Transient numerical modeling of catalytic channels using a quasi-steady gas phase

Abstract

This paper presents a transient model of internal catalytic combustion suitable for isolated channels and monolith reactors. Due to time-scales in the problem, the model considers a quasi-steady gas phase with a transient solid. The gas is described by axially varying bulk temperature and species. The gas includes lateral diffusion via transfer coefficients and the specification of a gas-phase species concentration at the wall; axial diffusion is neglected. The solid phase is a thermally thin shell with axially varying temperature, surface species, and surface species concentrations. The solid includes axial heat conduction and external heat loss by convection and radiation. The combustion process utilizes detailed gas and surface reaction models.

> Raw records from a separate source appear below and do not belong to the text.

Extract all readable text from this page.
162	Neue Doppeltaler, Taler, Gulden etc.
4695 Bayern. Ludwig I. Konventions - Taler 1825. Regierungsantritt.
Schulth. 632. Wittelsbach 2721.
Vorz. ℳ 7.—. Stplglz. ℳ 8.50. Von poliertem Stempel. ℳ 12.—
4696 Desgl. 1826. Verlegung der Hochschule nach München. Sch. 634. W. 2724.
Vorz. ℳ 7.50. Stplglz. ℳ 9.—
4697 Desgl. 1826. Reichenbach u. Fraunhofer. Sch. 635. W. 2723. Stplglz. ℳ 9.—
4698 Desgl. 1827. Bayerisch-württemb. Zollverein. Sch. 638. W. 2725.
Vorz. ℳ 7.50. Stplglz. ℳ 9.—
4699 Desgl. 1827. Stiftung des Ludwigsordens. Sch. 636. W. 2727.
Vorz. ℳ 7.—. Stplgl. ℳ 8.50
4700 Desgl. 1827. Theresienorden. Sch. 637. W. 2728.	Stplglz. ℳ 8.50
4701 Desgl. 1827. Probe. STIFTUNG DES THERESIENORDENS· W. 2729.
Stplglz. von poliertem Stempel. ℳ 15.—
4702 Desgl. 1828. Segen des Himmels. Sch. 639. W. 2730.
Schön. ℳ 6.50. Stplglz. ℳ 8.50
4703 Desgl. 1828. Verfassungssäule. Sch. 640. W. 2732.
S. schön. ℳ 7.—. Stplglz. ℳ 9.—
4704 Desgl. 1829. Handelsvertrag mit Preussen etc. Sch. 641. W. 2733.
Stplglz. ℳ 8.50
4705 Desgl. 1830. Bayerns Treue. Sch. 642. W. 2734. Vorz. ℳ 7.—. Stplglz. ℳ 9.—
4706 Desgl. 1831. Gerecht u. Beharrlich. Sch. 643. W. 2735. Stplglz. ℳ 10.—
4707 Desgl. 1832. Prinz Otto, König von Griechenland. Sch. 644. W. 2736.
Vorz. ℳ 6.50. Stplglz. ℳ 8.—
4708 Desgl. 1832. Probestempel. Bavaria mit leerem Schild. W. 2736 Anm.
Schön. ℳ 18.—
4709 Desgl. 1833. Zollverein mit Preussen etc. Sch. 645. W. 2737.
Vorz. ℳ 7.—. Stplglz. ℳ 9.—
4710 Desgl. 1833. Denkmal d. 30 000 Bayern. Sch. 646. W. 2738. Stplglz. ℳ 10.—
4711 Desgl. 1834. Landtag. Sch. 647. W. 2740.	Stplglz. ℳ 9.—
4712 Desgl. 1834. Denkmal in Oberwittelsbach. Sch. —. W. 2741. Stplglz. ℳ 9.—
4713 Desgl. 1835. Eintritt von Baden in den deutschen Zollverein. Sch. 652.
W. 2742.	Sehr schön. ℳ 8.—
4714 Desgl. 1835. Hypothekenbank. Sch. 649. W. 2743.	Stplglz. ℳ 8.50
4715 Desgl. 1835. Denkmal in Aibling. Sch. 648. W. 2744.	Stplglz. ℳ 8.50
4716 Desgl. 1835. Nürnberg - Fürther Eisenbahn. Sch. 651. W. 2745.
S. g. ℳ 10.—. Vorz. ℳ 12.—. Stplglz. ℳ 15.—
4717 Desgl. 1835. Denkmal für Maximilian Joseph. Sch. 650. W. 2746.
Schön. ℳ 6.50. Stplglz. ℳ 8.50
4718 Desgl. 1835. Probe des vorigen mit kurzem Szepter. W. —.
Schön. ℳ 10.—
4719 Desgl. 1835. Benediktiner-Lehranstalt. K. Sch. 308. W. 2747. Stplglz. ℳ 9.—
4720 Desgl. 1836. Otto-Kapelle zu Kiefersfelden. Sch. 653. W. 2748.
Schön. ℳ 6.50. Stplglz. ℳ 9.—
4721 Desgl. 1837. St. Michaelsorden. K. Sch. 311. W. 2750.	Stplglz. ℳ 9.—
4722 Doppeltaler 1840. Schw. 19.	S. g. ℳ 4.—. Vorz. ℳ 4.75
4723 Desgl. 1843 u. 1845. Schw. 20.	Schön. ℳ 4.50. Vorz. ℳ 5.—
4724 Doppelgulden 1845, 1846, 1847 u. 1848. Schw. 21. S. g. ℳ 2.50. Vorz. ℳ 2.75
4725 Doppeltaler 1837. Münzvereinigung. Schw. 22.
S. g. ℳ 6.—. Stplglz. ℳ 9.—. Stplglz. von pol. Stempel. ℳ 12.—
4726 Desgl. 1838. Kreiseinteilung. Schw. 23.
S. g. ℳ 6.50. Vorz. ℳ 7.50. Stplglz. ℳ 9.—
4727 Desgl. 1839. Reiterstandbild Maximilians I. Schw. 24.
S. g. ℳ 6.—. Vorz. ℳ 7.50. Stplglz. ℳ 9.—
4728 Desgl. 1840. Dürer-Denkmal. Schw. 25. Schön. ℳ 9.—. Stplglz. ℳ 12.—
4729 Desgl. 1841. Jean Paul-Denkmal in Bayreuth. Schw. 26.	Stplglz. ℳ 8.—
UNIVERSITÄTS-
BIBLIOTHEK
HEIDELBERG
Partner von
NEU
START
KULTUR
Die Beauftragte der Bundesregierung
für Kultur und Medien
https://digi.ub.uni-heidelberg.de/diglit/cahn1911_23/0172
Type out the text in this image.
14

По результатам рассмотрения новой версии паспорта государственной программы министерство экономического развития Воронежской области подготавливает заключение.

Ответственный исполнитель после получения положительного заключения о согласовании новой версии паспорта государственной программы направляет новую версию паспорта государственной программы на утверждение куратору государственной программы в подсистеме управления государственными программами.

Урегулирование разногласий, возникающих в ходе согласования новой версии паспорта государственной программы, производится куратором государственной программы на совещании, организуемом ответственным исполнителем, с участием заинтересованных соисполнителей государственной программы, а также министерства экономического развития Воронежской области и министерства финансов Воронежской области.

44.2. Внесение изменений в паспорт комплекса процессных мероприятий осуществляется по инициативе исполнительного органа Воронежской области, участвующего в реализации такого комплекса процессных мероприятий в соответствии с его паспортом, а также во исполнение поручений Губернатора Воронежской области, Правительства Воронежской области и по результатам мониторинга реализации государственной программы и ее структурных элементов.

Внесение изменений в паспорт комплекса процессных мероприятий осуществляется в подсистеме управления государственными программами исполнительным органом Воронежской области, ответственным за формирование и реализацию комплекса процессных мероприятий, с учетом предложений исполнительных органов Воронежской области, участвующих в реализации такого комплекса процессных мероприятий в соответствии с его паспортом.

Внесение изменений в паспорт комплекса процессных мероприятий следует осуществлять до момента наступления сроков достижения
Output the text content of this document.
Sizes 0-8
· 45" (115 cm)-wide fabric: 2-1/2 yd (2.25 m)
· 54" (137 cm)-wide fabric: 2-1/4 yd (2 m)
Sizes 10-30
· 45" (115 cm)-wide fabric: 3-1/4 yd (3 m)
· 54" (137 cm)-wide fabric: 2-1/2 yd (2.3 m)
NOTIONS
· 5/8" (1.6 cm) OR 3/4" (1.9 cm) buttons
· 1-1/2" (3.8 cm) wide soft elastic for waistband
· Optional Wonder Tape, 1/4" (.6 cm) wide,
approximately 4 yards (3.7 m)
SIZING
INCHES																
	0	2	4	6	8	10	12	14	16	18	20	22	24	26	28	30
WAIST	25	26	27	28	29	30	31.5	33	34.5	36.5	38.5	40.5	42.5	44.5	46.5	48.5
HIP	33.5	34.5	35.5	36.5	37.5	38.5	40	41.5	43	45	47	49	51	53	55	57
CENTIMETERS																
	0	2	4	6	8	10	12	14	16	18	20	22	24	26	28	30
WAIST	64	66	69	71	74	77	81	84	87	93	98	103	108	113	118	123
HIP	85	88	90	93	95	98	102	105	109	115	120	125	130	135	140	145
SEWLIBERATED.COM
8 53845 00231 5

The gas-phase model becomes a system of stiff ordinary differential equations with respect to axial position; the upstream (inlet) boundary conditions are specified and the axially varying solid properties are parameters in integration. The solid phase discretizes into a system of stiff ordinary differential-algebraic equations with respect to time. The time evolution of the system comes from alternating integrations of the quasi-steady gas phase and transient solid.The model is compared to two experimental cases using CO fuel: (1) steady-state conversion in an isothermal platinum tube and (2) transient propagation of a catalytic reaction inside a small platinum tube and includes external tube temperature measurements. This work presents sensitivity studies on important parameters including internal transfer coefficients, catalytic surface site density, external heat-loss, and others. Under mass-transfer limited conditions, global transfer coefficients are adequate to predict fuel conversion. Near light-off, the model predictions improve for the first case after adjusting the surface kinetics such that the net rate of CO adsorption increases compared to O2. For the second case, predictions of transient propagation speeds are good for equivalence ratios near unity and greater but require adjustment of external heat loss or kinetics to match under lean conditions.